A British mountaineer has confirmed a cliff face that is the last major obstacle on the main route to the summit of Mount Everest has collapsed, potentially making it even more dangerous for climbers to reach the world’s highest peak.
The Hillary Step, named after Sir Edmund Hillary, who made the first ascent with Tenzing Norgay in 1953, is believed to have collapsed during the devastating earthquakes that hit Nepal in 2015.
Located on the southeast ridge, the 12-metre rocky outcrop was known to be the most technically difficult part of main route on the Nepalese side.
Last year, mountaineers suspected the earthquake had altered the cliff but heavy snow made it difficult to assess to what extent it had changed.
But, writing on his Facebook page, Tim Mosedale confirmed the Step was gone.
He wrote: “It's official - The Hillary Step is no more. Not sure what's going to happen when the snow ridge doesn't form because there's some huge blocks randomly perched hither and thither which will be quite tricky to negotiate.”
Mr Mosedale, who climbed the peak for the sixth time on 16 May, told the BBC the loss of the Step was “the end of an era”.
“It is associated with the history of Everest, and it is a great shame a piece of mountaineering folklore has disappeared," he said.

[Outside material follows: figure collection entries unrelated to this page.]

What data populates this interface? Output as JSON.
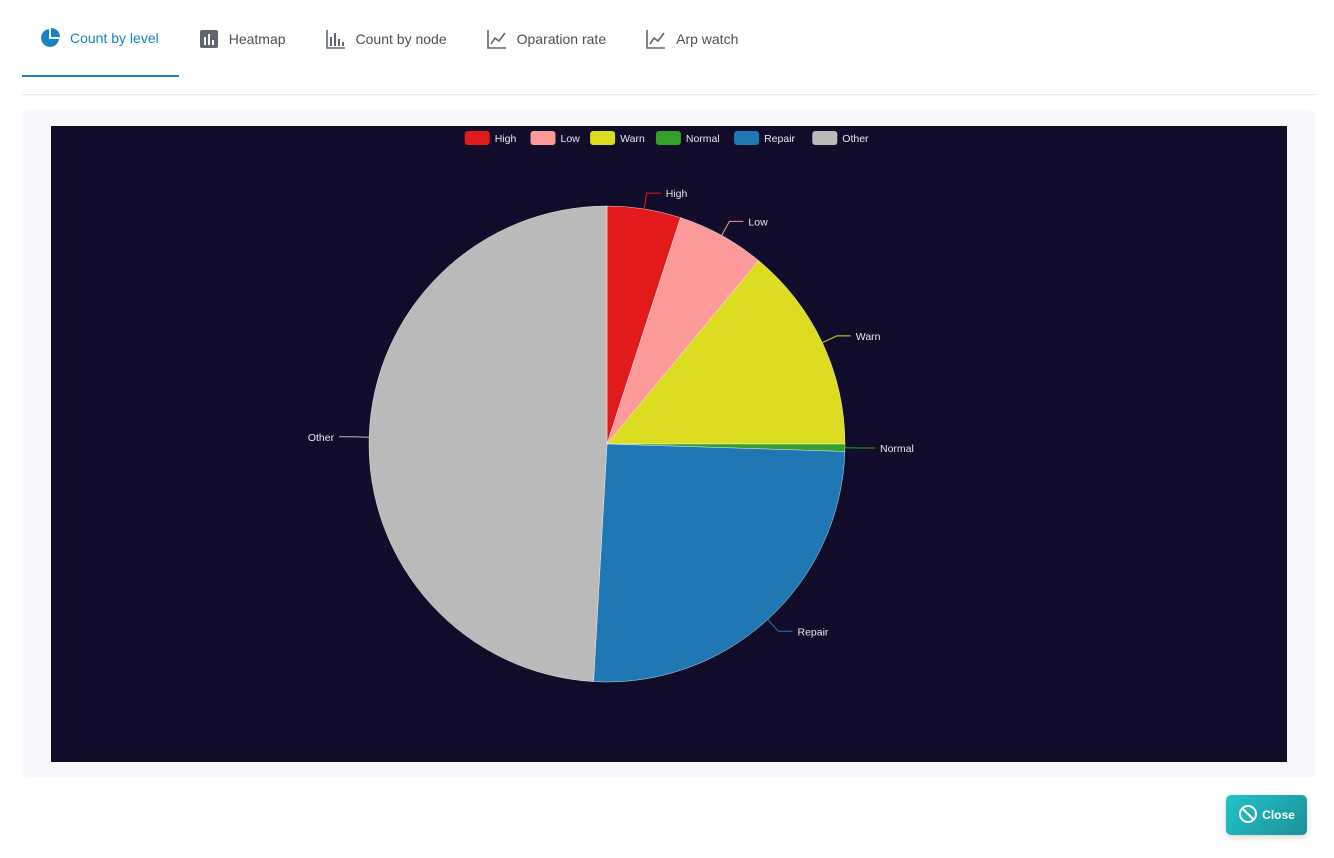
{
  "tabs": [
    {
      "label": "Count by level",
      "icon": "pie-chart-icon",
      "active": true
    },
    {
      "label": "Heatmap",
      "icon": "bar-chart-icon",
      "active": false
    },
    {
      "label": "Count by node",
      "icon": "histogram-icon",
      "active": false
    },
    {
      "label": "Oparation rate",
      "icon": "line-chart-icon",
      "active": false
    },
    {
      "label": "Arp watch",
      "icon": "line-chart-icon",
      "active": false
    }
  ],
  "close_button": {
    "label": "Close",
    "icon": "ban-icon"
  },
  "colors": {
    "accent": "#1a82c4",
    "chart_background": "#110c2a",
    "close_button": "#1ea8b0"
  },
  "chart_data": {
    "type": "pie",
    "legend_position": "top-center",
    "labels_position": "outside-with-leader-lines",
    "slices": [
      {
        "label": "High",
        "value": 5.0,
        "color": "#e31a1c"
      },
      {
        "label": "Low",
        "value": 6.0,
        "color": "#fb9a99"
      },
      {
        "label": "Warn",
        "value": 14.0,
        "color": "#dcdc20"
      },
      {
        "label": "Normal",
        "value": 0.5,
        "color": "#33a02c"
      },
      {
        "label": "Repair",
        "value": 25.4,
        "color": "#1f78b4"
      },
      {
        "label": "Other",
        "value": 49.1,
        "color": "#bababa"
      }
    ]
  }
}
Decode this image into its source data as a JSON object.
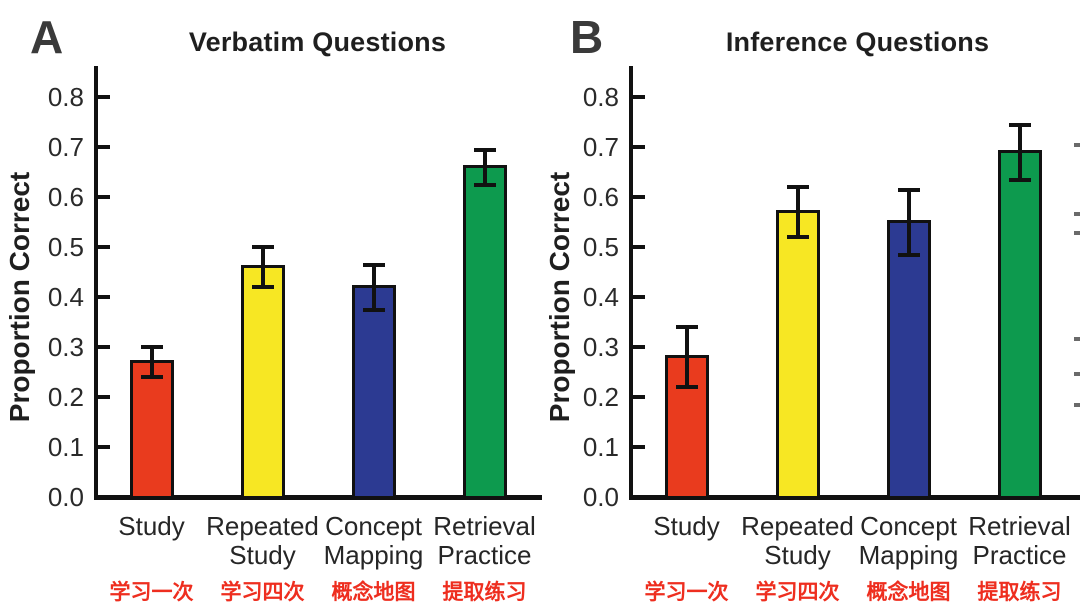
{
  "figure": {
    "background": "#ffffff",
    "annotation_color": "#ee2e1f",
    "axis_color": "#111111"
  },
  "chart_data": [
    {
      "type": "bar",
      "panel_letter": "A",
      "title": "Verbatim Questions",
      "ylabel": "Proportion Correct",
      "xlabel": "",
      "categories": [
        "Study",
        "Repeated Study",
        "Concept Mapping",
        "Retrieval Practice"
      ],
      "categories_zh": [
        "学习一次",
        "学习四次",
        "概念地图",
        "提取练习"
      ],
      "values": [
        0.27,
        0.46,
        0.42,
        0.66
      ],
      "error_bars": [
        0.03,
        0.04,
        0.045,
        0.035
      ],
      "bar_colors": [
        "#e93b1e",
        "#f7e723",
        "#2c3a92",
        "#0d9a4e"
      ],
      "yticks": [
        0.0,
        0.1,
        0.2,
        0.3,
        0.4,
        0.5,
        0.6,
        0.7,
        0.8
      ],
      "ylim": [
        0,
        0.85
      ],
      "grid": false,
      "legend": "none"
    },
    {
      "type": "bar",
      "panel_letter": "B",
      "title": "Inference Questions",
      "ylabel": "Proportion Correct",
      "xlabel": "",
      "categories": [
        "Study",
        "Repeated Study",
        "Concept Mapping",
        "Retrieval Practice"
      ],
      "categories_zh": [
        "学习一次",
        "学习四次",
        "概念地图",
        "提取练习"
      ],
      "values": [
        0.28,
        0.57,
        0.55,
        0.69
      ],
      "error_bars": [
        0.06,
        0.05,
        0.065,
        0.055
      ],
      "bar_colors": [
        "#e93b1e",
        "#f7e723",
        "#2c3a92",
        "#0d9a4e"
      ],
      "yticks": [
        0.0,
        0.1,
        0.2,
        0.3,
        0.4,
        0.5,
        0.6,
        0.7,
        0.8
      ],
      "ylim": [
        0,
        0.85
      ],
      "grid": false,
      "legend": "none"
    }
  ]
}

Last year, the American Himalayan Foundation described the outcrop as the “Hillary Slope” by comparing a photo from 2016 and one taken in 2013.
But, writing on Facebook, Mr Mosedale said it was with “shock and horror” that he and his team discovered just how much the cliff had changed.
“I can report that the chunk of rock named 'The Hillary Step' is definitely not there any more,” he said.
The destruction of the Hillary Step could make the ascent easier since climbers will no longer face a vertical rock climb.
But mountaineers have also warned there is a risk it could create a dangerous bottleneck on the way up the mountain.
Speaking to website Planet Mountain, Mr Mosedale said: “It’s easier going up the snow slope and indeed for inexperienced climbers and mountaineers there’s less ‘climbing’ to be done, making it much easier for them.
“However, it’s going to form a bottleneck. The Hillary Step often formed a bottleneck but some years ago they fixed an up and a down rope. In the current state it would be difficult to safely negotiate down where the Step used to be on account of the huge unstable rocks that are perched on the route.”